Oben gibt es einen Tempel, in dem ein neugieriger Moench sich sehr fuer mich und meine Sachen interessiert hat. Besonders begeistert war er von meinem Bart und der Sonnenbrille.
Nach ein paar anderen Tempeln und einem Baum mit rieisgen Fledermaeusen sind wir dann zum sogenannten Bamboo Train gekommen. Von Phnom Penh bis Battambang gibt es Gleise, die schon sehr alt sind und wahrscheinlich noch nie repariert worden sind. Da normaler Zuege darauf nur sehr langsam fahren koennen und die Strasse auf dieser Strecke jetzt sehr gut ist, faehrt ein Zug Samstags von Phnom Penh nach Battambang und Sonntags wieder zureck. Da das die reinste Verschwendung ist, bauen sich die Leute ihre eigenen Zuege. Zeit Achsen, darauf ein paar Bretter und ein Motor. Die kaputten Schienen (ein Foto waehre hier praktisch, weil man sich sowas nicht vorstellen kann) machen die Fahrt dann wirklich spannend.

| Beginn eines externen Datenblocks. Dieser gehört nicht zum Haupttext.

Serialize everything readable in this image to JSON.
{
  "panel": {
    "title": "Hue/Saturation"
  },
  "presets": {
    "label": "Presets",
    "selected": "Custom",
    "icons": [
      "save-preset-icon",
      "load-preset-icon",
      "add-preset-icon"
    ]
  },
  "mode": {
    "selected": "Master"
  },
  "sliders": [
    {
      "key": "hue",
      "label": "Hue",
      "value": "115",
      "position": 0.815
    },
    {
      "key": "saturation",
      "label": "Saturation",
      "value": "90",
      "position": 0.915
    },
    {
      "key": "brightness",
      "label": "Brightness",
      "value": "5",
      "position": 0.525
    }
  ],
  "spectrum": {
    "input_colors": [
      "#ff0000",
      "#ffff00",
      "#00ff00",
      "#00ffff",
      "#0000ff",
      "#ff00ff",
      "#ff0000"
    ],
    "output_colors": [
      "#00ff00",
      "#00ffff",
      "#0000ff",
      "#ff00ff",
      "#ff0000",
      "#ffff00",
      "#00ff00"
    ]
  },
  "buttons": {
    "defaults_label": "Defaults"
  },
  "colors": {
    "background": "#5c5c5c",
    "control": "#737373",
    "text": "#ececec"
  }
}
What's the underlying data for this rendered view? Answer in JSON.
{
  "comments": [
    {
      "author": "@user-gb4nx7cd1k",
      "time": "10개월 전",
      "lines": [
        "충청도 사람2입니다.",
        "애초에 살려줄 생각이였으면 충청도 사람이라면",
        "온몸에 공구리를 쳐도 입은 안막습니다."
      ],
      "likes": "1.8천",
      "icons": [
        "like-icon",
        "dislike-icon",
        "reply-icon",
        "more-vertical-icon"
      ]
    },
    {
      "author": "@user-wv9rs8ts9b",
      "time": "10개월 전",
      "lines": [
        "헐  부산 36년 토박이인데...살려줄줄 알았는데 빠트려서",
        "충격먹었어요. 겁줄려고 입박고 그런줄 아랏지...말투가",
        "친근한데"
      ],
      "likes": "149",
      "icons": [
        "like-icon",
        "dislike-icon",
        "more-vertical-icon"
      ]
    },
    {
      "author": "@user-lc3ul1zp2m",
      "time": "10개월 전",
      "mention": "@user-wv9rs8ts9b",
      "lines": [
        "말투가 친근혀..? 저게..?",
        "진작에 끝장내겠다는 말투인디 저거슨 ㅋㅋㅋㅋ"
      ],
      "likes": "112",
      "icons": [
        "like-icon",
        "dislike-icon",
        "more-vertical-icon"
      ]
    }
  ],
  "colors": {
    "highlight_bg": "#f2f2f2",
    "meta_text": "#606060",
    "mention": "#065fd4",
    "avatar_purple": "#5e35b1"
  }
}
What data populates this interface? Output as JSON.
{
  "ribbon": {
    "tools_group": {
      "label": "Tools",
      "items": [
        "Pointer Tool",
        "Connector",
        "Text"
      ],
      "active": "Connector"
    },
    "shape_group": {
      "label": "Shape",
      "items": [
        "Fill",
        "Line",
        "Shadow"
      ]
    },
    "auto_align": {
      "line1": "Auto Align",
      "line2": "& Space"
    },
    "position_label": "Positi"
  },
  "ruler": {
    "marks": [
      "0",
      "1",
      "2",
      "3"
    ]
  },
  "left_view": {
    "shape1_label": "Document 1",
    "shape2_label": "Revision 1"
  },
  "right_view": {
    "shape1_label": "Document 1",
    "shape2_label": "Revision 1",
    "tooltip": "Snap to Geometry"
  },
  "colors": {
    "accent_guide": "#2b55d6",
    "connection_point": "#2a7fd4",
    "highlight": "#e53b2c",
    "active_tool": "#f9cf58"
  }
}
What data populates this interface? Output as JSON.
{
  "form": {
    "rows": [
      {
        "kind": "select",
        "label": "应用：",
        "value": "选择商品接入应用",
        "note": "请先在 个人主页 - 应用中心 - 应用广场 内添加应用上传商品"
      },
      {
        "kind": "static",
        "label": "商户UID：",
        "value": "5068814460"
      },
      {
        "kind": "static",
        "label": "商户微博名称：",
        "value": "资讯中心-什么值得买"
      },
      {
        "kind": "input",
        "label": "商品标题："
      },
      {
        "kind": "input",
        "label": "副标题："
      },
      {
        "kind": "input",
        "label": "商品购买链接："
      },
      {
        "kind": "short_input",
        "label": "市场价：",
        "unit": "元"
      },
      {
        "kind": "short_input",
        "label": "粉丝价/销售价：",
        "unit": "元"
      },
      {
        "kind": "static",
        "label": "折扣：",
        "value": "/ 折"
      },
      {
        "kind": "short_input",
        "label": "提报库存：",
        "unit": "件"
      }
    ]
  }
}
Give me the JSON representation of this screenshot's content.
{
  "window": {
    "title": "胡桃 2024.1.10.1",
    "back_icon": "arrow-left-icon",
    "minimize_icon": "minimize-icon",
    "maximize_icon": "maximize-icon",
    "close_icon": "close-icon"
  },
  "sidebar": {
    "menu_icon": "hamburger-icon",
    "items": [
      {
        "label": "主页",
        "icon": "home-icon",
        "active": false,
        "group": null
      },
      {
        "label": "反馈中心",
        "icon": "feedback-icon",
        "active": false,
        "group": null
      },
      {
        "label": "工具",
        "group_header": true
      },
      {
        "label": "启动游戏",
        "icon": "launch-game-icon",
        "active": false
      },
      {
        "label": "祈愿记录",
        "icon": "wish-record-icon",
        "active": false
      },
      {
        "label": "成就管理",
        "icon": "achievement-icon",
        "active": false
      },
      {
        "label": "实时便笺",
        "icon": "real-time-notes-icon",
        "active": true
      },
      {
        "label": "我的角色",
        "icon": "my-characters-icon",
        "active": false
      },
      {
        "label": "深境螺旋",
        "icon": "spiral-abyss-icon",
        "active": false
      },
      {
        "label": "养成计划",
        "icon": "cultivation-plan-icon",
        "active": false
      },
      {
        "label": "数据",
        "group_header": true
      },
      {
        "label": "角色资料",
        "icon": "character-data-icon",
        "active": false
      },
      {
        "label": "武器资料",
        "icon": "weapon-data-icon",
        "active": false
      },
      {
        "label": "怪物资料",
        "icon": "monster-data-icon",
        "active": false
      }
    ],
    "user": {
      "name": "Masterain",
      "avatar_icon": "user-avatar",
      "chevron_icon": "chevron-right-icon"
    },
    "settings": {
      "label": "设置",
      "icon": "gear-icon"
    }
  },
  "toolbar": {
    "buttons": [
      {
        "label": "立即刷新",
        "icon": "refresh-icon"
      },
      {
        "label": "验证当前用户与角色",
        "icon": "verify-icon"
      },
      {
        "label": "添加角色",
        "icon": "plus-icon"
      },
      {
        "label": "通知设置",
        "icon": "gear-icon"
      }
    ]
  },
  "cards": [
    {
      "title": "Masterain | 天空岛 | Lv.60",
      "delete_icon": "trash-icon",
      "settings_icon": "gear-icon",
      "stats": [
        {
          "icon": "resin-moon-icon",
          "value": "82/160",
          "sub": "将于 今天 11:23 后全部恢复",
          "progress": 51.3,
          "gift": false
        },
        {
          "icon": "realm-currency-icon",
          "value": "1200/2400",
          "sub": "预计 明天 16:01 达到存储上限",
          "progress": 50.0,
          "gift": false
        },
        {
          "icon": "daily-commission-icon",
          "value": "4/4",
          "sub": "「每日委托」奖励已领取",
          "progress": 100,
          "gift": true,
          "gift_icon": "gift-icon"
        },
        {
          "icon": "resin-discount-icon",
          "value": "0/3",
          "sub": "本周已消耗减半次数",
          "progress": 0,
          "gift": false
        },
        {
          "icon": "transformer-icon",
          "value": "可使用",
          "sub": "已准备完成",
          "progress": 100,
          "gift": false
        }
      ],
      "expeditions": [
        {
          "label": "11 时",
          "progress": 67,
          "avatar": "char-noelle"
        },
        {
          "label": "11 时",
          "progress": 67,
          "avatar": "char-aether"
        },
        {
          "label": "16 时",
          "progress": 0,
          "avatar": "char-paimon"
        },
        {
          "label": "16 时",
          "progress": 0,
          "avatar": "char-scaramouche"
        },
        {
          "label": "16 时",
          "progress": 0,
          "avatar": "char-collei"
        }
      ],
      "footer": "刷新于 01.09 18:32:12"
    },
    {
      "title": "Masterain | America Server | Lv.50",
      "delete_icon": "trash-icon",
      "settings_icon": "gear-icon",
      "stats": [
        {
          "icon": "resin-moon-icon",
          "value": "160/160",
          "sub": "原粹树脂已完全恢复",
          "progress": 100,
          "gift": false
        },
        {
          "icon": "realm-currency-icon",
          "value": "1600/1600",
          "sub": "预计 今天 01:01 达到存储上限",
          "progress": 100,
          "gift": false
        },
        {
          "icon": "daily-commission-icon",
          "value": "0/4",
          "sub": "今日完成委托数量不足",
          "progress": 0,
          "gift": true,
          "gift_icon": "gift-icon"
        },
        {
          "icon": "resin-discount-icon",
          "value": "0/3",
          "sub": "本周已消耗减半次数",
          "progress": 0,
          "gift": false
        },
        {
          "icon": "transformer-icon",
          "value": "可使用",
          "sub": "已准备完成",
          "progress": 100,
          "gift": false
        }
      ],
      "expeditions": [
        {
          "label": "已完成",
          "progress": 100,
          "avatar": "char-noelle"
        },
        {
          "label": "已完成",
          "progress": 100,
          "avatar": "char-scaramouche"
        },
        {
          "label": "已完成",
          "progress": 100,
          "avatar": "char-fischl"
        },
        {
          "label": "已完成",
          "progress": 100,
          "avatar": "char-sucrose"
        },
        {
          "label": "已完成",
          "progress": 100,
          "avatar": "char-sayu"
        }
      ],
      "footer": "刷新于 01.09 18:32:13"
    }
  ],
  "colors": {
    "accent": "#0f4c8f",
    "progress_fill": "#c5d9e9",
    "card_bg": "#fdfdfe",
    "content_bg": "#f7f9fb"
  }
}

Richtig interessant wird es aber, wenn ein anderer Bamboo Train entgegen kommt: Dann muss der weniger beladene auseinandergebaut, und sobald der andere weitergefahren ist, wieder zusammengebaut werden. Davon gibt es tolle Fotos und Videos, aber leider nicht hier und jetzt.
Freitags habe ich dann einen Kochkurs gemacht, mit Einkaufen am Markt, Kochen und Essen. Nur den Abwasch mussten wir zum Glueck nicht machen. (Auch von meinem leckeren Essen habe ich Fotos gemacht, die ich irgendwann noch zeige).
Am Samstag bin ich dann mit dem Boot nach Siem Reap gefahren, zumindest hatte ich eine Bootsfahrt gebucht. Da aber hier gerade Trockenzeit ist, koennen Boote nicht nach Battambang fahren und man muss zuerst knapp 2 Stunden mit dem Pickup-Truck fahren. Mit fast 20 anderen Touristen und Kambodschanern sass ich dann auf der Ladeflaeche und wurde ueber die wohl schlechtesten Strassen Welt zum Boot geschuettelt. Ich hatte Glueck, weil man auf meinem Platz keine Aeste ins Gesicht bekommen hat, dafuer hatte ich bei jedem Ruckeln eine Metallstange im Ruecken. Die Strasse ist an manchen Stellen um einen Meter abgesenkt oder fehlt manchmal ganz.
Als das Boot endlich losfuhr sind wir nach der ersten Kurve gleich auf Grund gelaufen, daran gewoehnt man sich aber recht schnell und das ist wohl auch normal in der Trockenzeit. Als wir dann endlich am Tonle Sap See waren, wurde die Fahr ruhiger und es gab tolle schwimmende Doerfe, grosse Voegel und einfach nur schoene Landschaft.
Jetzt bin ich in Siem Reap und schaue mir, waehrend ich auf mein Laos-Visum warte, die Tempel um Angkor Wat an.